Foster care is a profoundly biblical issue. God is the “Father of the fatherless” who defends, protects, and provides for vulnerable children (Psalm 68:5; Isaiah 1:17), who are made in God's image and therefore carry inherent dignity, worth, and value (Genesis 1:26–27). We are called to reflect these truths to the world, and providing compassion and tangible care to those in foster care is one way to do that. Throughout Scripture, God repeatedly shows His heart for children who need safety, belonging, and provision (Exodus 2:1–10; 2 Samuel 9:1–13). The New Testament calls believers to active, sacrificial love that moves beyond words into action, reflecting the gospel through compassion and care (1 John 3:17–18). Foster care today is a living expression of that gospel, as Christians welcome the vulnerable and reflect the adoption we ourselves have received in Christ (Romans 8:15; Ephesians 1:5). When the Church steps into foster care through fostering, adoption, and support, it makes the love of God visible to children who desperately need hope, family, and belonging.
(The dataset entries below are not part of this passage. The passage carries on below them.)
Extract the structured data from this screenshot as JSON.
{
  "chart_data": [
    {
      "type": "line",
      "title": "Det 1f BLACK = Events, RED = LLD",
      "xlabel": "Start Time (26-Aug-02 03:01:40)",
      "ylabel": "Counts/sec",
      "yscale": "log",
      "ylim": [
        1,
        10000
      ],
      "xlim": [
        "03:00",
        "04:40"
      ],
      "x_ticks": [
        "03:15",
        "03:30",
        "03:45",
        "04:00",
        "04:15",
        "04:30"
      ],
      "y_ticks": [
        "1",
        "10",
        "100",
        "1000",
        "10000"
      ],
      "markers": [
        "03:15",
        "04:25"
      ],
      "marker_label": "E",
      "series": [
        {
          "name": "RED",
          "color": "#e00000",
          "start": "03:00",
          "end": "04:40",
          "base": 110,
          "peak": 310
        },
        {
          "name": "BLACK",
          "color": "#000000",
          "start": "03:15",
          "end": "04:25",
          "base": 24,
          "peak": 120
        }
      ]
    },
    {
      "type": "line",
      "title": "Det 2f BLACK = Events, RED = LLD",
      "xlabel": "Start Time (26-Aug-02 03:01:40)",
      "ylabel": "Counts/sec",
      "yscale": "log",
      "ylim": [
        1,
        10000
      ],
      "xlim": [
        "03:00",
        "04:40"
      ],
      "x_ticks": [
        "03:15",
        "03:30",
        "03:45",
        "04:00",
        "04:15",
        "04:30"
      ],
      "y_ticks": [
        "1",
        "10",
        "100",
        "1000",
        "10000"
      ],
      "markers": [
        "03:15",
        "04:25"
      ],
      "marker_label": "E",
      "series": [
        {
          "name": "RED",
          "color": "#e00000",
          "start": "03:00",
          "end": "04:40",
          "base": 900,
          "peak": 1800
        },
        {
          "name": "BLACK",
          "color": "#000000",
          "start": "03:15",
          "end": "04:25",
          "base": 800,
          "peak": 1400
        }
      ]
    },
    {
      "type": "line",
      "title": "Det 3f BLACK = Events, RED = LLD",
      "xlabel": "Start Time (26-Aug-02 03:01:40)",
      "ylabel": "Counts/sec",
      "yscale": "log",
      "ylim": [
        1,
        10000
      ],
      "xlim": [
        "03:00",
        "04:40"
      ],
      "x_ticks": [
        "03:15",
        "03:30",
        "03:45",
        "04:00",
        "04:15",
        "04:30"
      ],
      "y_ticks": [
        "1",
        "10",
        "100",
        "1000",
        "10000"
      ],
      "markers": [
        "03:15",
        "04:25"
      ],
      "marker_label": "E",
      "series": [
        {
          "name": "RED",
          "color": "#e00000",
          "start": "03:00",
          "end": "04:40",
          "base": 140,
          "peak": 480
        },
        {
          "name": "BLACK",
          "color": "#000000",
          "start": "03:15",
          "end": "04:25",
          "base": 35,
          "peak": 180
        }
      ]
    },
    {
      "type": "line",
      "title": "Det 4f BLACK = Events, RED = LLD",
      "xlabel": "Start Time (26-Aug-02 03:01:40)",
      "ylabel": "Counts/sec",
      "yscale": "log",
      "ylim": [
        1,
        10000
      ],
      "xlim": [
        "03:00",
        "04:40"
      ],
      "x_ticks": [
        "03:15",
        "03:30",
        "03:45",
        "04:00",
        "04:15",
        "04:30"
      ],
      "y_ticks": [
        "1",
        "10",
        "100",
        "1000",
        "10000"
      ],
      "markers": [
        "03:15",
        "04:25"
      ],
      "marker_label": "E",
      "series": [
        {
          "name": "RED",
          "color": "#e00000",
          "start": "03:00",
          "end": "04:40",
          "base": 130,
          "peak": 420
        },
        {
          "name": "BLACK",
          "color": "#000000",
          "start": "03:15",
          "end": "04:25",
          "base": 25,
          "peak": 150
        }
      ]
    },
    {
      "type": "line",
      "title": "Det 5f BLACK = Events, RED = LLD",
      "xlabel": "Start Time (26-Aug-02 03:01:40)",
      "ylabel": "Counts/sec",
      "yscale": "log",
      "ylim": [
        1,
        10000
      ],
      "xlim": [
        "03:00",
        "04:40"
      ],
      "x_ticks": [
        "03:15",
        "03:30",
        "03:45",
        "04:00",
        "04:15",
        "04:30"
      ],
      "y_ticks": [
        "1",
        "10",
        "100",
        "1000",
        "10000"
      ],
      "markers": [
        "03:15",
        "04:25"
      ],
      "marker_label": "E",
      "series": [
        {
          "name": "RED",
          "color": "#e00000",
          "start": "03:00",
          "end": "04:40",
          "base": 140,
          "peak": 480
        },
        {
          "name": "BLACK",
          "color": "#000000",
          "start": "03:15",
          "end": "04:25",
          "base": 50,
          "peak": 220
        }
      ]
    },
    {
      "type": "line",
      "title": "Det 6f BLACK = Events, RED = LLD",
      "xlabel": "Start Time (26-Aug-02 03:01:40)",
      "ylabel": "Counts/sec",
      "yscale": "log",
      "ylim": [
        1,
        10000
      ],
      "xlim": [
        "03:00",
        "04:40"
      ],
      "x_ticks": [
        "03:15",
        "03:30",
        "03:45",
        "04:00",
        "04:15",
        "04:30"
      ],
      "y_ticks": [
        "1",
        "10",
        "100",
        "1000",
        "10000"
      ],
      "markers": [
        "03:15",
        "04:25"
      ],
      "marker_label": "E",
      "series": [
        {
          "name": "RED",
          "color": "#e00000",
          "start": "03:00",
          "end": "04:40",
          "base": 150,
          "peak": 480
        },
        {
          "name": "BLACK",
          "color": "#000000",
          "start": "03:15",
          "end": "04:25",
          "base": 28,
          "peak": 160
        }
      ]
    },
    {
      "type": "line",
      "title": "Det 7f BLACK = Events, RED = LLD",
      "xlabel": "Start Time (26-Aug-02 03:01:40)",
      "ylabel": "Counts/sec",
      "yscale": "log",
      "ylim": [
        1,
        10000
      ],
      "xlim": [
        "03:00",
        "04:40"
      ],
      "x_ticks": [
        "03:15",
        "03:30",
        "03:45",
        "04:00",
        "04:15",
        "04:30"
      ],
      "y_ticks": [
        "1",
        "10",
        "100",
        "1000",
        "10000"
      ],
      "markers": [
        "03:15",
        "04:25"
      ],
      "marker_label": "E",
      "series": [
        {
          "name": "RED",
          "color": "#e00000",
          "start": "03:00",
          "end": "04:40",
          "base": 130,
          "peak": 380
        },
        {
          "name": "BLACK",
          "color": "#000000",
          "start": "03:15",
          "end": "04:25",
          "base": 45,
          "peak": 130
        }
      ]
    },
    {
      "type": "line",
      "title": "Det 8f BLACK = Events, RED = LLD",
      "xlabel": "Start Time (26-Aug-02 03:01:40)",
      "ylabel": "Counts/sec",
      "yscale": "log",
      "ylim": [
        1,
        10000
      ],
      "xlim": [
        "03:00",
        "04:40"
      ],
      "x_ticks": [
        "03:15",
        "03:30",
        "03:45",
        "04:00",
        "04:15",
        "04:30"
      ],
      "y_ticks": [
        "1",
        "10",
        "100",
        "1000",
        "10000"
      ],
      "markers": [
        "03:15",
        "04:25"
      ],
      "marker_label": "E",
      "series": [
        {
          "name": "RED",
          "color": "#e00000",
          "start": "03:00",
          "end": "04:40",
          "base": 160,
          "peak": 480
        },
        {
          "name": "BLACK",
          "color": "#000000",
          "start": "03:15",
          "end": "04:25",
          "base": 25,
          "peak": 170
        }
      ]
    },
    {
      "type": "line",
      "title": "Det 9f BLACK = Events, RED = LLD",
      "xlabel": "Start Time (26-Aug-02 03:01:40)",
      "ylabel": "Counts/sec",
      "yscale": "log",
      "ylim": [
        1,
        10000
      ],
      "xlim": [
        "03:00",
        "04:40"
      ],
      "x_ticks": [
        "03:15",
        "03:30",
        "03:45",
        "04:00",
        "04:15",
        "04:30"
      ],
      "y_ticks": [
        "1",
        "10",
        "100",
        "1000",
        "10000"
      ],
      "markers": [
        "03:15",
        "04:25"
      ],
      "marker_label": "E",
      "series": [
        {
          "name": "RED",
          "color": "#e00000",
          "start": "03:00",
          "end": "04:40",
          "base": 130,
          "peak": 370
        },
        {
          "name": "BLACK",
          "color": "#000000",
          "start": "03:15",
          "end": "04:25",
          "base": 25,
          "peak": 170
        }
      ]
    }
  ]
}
Right now in the United States, about 329,000 children are living in foster care, while more than 505,000 children passed through the system during 2024 alone. Around 171,000 children entered foster care this past year, often because of neglect—which accounts for roughly 55% of removals—along with abuse, abandonment, parental drug abuse, unsafe housing, or incarceration. Many of these children spend nearly two years in the system, moving between homes and facing uncertainty about where they belong. Every year, about 15,000 young people age out of foster care without permanent families, and many face increased risks of homelessness, poverty, incarceration, unemployment, and mental health struggles, with studies estimating that 22–30% experience homelessness after aging out.
At the same time, there is a major shortage of foster families across the country, meaning some children are separated from siblings, moved far from their communities, or placed in group facilities instead of loving homes. As Christians, these realities should deeply move us because Scripture repeatedly reveals God as the “Father of the fatherless” (Psalm 68:5) and calls His people to defend, protect, and care for the vulnerable. Foster care is more than a social issue—it is a powerful opportunity for believers to reflect God's love to children who desperately need safety, stability, and hope.
From the very beginning, God’s people were expected to reflect His heart by protecting, providing for, and defending vulnerable children. The early church became known throughout the Roman world for doing exactly that. While many in Roman society abandoned unwanted infants or left vulnerable children exposed to die, early Christians became distinguished for rescuing, welcoming, and caring for those whom society rejected or discarded. Their faith produced visible compassion and practical action, showing the world what the love of Christ looked like in real life. And we are called to do the same.
Why? Caring for the vulnerable reflects the heart of the gospel: we were spiritually lost, abandoned in our sin, and yet God graciously brought us into His family through Christ. In many ways, foster care models that same gospel love by welcoming the vulnerable, offering safety and belonging, extending grace and stability, and showing sacrificial love to children in crisis. Foster care can be emotionally difficult and costly, requiring patience, perseverance, and deep compassion, yet God is faithful to meet us where we need Him as we seek to love Him and others faithfully. While not every Christian is called to become a foster parent, every Christian is called to care about vulnerable children in some meaningful way. Christians can support foster care through fostering, adoption, providing respite care, mentoring, giving financially, praying, providing practical services like clothing and bedding for foster care ministries, and supporting foster families in meaningful ways. When we care for those in foster care, the gospel and the love of Christ become visible to children who desperately need it.